Management visionary Peter Drucker dies at 95
The preeminent business philosopher, Peter Drucker, died last Friday at the age of 95. Harvard Business Review called him the father of modern management and he published more than 40 books over 60 years, including The Practice of Management in 1954, and continued to write, contribute, and consult well in to his 90s. Drucker challenged business and labour leaders to find ways to give workers more control over their work environment. He also argued that governments should turn many functions over to private enterprise.

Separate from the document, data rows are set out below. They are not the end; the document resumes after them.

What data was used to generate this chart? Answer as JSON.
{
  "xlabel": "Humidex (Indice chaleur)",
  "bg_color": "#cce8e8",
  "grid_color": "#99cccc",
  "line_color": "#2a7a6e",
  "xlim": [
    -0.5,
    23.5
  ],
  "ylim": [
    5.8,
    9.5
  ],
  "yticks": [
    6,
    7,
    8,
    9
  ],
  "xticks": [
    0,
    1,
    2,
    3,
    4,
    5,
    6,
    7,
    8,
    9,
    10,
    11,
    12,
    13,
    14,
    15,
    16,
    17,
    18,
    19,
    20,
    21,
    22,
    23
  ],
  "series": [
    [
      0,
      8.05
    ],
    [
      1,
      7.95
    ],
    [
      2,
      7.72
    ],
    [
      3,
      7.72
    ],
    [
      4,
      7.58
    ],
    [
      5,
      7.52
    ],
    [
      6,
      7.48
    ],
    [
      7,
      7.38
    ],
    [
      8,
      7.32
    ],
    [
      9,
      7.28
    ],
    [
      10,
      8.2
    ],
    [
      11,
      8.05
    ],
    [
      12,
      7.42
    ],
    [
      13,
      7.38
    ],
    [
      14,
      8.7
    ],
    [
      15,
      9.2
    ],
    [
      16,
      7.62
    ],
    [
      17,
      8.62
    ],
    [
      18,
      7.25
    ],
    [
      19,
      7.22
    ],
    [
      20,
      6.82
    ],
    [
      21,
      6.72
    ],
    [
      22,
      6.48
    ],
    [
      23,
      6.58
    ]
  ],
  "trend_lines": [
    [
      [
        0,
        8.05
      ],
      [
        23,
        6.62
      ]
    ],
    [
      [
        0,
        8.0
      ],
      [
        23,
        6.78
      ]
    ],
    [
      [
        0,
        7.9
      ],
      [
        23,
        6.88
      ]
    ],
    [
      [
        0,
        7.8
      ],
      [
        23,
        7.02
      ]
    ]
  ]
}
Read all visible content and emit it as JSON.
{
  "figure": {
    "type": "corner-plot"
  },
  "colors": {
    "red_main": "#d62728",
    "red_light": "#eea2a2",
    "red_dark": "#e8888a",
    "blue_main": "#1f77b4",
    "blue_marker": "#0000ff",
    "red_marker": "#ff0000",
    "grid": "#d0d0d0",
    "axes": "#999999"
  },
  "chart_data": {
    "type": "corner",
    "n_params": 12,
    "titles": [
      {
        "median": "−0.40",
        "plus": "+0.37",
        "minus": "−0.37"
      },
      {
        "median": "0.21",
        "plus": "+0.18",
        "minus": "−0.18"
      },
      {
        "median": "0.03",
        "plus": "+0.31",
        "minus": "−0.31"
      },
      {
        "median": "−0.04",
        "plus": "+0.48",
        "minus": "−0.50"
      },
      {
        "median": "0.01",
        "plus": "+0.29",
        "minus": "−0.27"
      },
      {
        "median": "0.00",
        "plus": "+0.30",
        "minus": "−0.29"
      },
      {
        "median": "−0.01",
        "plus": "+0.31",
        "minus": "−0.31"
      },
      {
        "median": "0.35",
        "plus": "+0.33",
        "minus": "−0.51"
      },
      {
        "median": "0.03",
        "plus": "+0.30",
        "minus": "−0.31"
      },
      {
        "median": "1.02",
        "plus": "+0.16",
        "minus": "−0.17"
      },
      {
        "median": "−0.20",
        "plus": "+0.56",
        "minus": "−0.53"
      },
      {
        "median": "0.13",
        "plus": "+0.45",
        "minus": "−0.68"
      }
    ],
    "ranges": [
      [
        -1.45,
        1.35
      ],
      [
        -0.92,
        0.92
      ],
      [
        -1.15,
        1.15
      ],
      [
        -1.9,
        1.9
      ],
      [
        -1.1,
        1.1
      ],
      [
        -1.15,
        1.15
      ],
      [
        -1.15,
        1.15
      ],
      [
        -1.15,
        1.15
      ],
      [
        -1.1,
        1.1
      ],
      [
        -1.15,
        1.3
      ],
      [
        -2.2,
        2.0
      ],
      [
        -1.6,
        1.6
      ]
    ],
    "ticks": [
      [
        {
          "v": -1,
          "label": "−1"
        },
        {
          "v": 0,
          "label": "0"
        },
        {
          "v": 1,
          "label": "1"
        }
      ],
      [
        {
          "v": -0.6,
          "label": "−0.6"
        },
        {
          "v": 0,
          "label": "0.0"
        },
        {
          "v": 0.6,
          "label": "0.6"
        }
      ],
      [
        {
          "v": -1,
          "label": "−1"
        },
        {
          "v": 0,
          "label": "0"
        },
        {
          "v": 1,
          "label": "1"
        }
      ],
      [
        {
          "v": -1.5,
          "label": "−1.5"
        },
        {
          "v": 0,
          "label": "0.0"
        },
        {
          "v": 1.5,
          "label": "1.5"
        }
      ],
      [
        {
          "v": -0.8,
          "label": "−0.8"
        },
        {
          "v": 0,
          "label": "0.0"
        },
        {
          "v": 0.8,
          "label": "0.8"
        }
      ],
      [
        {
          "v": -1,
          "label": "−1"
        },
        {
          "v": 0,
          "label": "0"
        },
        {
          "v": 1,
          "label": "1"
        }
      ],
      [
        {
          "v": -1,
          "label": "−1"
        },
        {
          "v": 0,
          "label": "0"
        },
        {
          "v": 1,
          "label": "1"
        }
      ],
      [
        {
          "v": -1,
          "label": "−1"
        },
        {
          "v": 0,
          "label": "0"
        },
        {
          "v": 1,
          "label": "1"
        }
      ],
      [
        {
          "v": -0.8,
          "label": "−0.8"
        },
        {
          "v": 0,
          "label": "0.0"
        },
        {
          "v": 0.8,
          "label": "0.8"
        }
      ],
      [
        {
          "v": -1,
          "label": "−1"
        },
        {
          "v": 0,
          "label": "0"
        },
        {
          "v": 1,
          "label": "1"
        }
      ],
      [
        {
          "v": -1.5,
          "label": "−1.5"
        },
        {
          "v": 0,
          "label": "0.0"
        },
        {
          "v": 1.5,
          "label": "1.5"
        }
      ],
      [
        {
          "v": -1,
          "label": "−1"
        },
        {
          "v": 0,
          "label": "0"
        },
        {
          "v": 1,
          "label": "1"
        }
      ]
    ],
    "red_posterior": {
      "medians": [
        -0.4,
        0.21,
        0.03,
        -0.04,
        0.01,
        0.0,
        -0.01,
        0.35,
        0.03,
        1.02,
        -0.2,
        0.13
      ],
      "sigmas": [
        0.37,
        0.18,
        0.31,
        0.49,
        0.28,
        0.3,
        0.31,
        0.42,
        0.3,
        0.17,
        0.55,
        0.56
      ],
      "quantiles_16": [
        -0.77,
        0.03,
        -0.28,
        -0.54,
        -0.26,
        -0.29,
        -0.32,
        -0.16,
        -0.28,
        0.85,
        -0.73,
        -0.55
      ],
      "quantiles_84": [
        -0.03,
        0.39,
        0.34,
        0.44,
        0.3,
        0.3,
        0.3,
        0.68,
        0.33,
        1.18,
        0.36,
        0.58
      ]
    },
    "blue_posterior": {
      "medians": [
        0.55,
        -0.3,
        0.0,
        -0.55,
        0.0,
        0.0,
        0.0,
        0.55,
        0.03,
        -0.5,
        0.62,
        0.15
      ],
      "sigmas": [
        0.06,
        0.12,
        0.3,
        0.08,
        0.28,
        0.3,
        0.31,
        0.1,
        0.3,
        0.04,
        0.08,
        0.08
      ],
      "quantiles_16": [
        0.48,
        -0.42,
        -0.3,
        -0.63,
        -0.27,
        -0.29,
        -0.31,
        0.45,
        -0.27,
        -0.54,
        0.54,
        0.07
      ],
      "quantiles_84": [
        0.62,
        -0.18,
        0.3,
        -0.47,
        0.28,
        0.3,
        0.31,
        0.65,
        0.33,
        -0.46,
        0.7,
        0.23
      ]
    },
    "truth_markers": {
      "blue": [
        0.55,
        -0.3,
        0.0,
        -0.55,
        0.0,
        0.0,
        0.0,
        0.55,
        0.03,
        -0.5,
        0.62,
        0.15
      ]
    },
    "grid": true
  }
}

Many of us will have read his ideas and words, but I am indebted to Phil Wainewright for his piece on ZDNet where he talks about a prophetic 1996 interview Drucker did for Wired magazine. In it he likened the IT industry to the birth of the printing industry in the 15th century, where the early printers became great stars as the industry flourished. Later in the next century though, these men who focused on the technology had become mere craftsmen, and the emphasis and plaudits had shifted to what we now call publishers. Wainewright goes on:
"This is the historical precedent for what we now see happening in IT with the emergence of on-demand services, in which the emphasis passes from those who sell software and the tools to run software (Microsoft, Oracle, IBM) to those who sell new views on data and information (Google, Amazon.com, Salesforce.com and hundreds of other on-demand providers). It's not the technology that matters, it's what you do with it that counts."